Negociar o acesso a essas riquezas deve envolver contrapartidas reais: investimentos diretos, transferência de tecnologia, industrialização local e respeito ao meio ambiente. Não se trata apenas de abrir a porteira, mas de reposicionar o Brasil como um ator estratégico no suprimento global de insumos do futuro.
Outro ponto sensível nas conversas é a pressão americana por maior acesso a serviços digitais e culturais: redução de taxas sobre streaming, filmes, bebidas, etanol e até mudanças em normas de importação e propriedade intelectual.
Embora o Brasil esteja aberto a discutir aprimoramentos, é essencial garantir que isso não resulte em uma assimetria que prejudique nossa cultura, nossa produção nacional e nosso espaço digital. O fortalecimento de nossas leis de dados, regras da Anatel e incentivos à produção local são elementos de soberania que não podem ser objeto de barganha direta.

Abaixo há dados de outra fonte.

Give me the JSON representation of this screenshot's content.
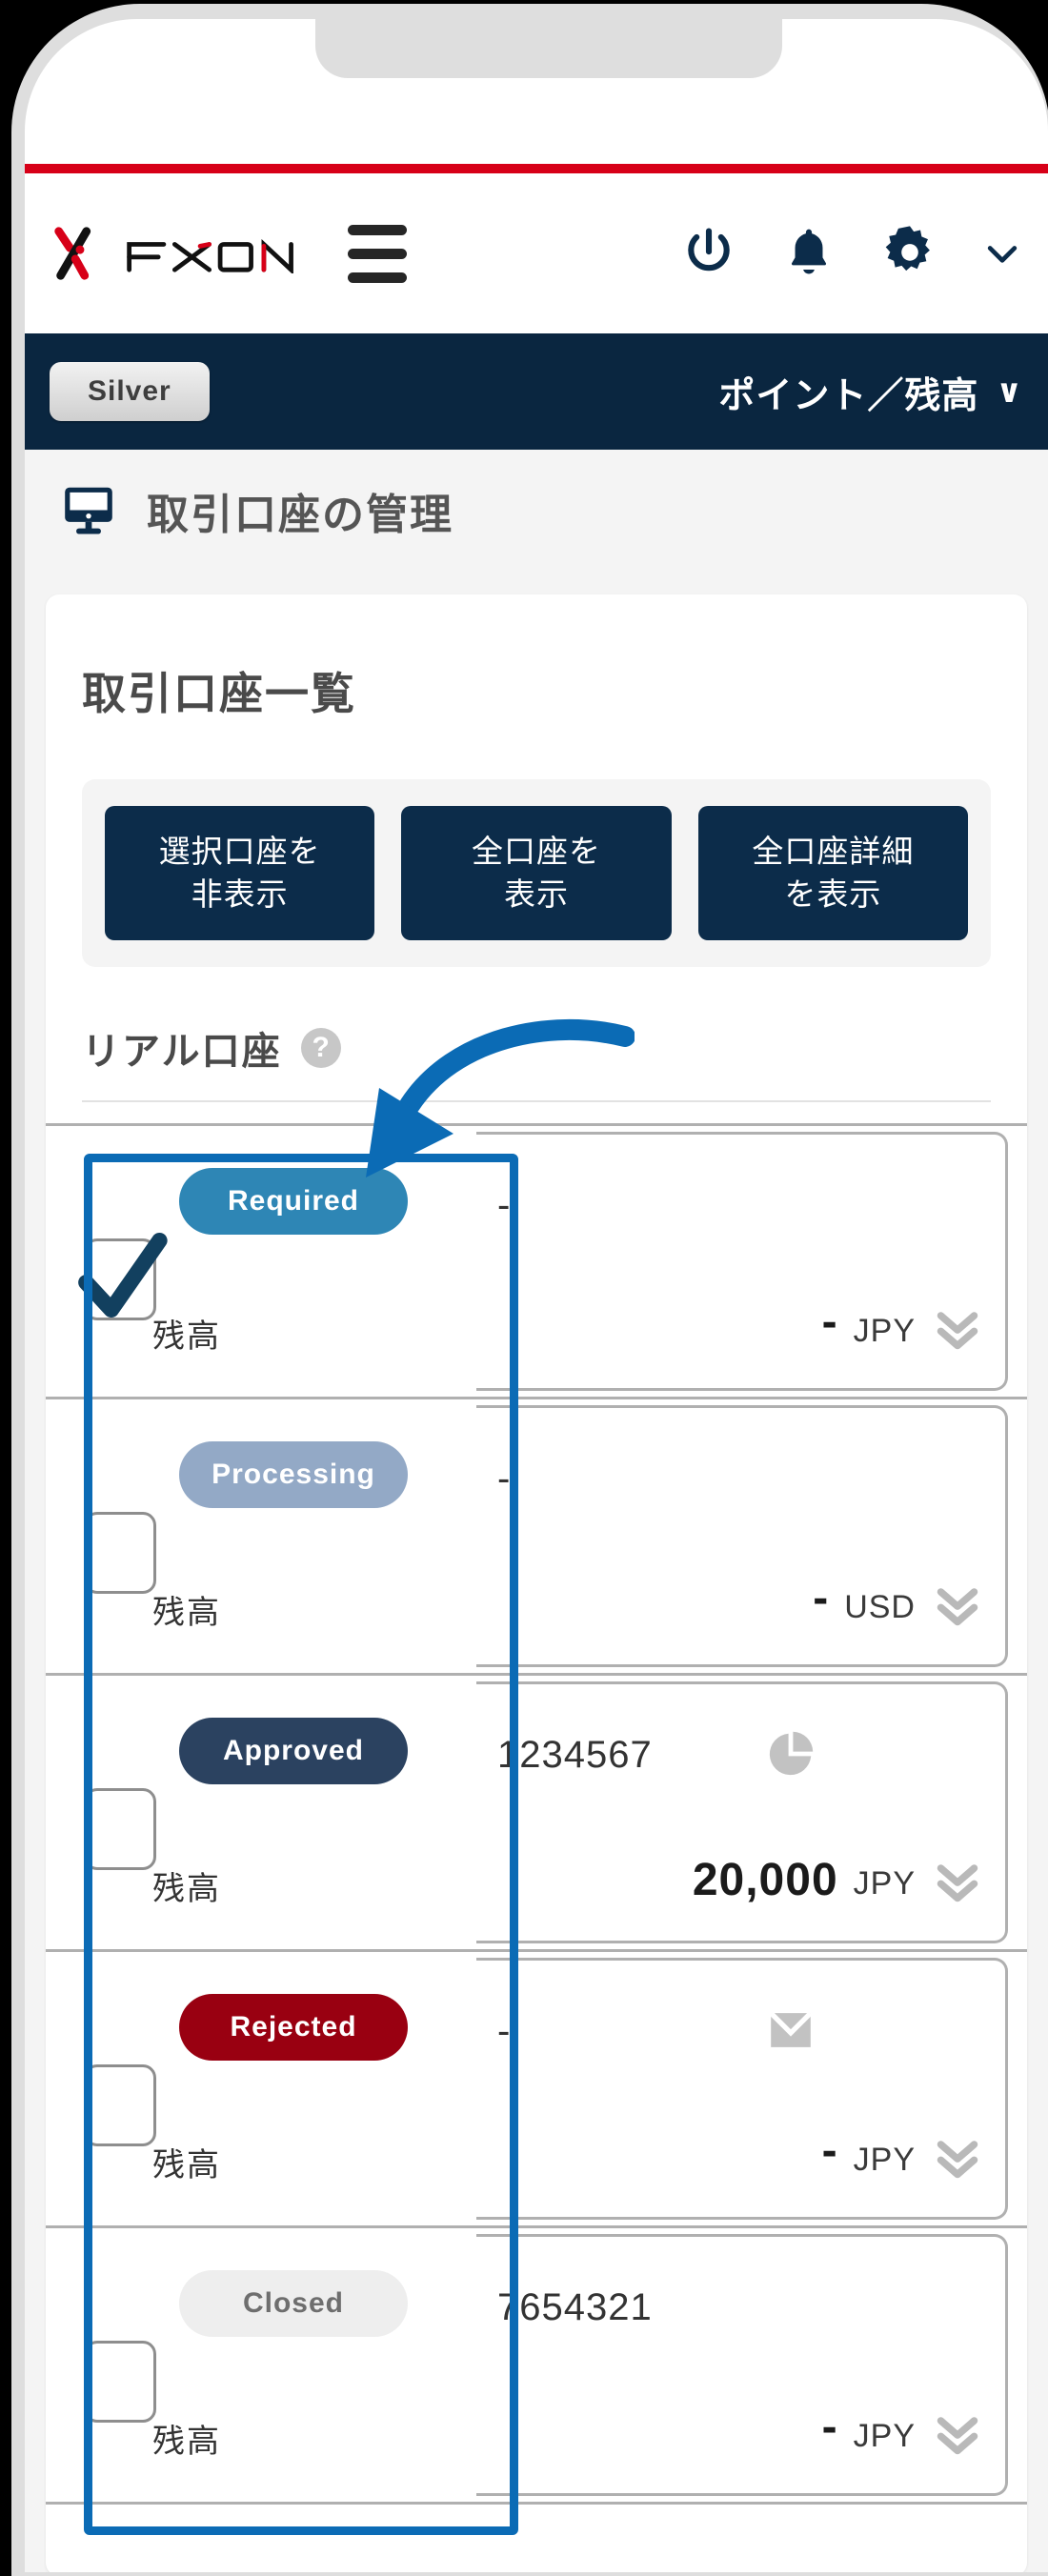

Talvez o ponto mais delicado seja a manutenção, por parte dos EUA, de sanções contra autoridades brasileiras, como o ministro Alexandre de Moraes. Mesmo que tenham perdido espaço na retórica oficial, tais medidas são inaceitáveis e incompatíveis com qualquer tentativa de reaproximação verdadeira. Representam uma interferência indevida no funcionamento das instituições democráticas do Brasil e devem ser revogadas sem condicionantes.
Dado o cenário, projeta-se uma negociação em três tempos:
1. Curto prazo: revogação seletiva de tarifas em setores com menor impacto político e maior pressão empresarial interna nos EUA (como celulose e ferro-níquel, já isentos recentemente).
2. Médio prazo: construção de um acordo mais amplo envolvendo minerais, comércio digital e concessões tributárias.
3. Longo prazo: institucionalização de regras claras para evitar novas sanções unilaterais e fortalecer a previsibilidade na relação bilateral.
O Brasil está preparado para negociar – mas não para ceder a pressões arbitrárias. Nossa diplomacia deve combinar firmeza e pragmatismo, ouvindo os setores produtivos, defendendo nossa cultura e colocando nossas vantagens estratégicas a serviço de um modelo de cooperação justa e soberana.
Este é o momento de reafirmar o Brasil como potência confiável, pacífica e imprescindível no tabuleiro global.
Jean Paul Prates é Mestre em Política Energética e Gestão Ambiental pela Universidade da Pensilvânia e Mestre em Economia da Energia pelo IFP School (Paris). Foi presidente da Petrobrás (2023–2024) e Senador da República (2019–2023).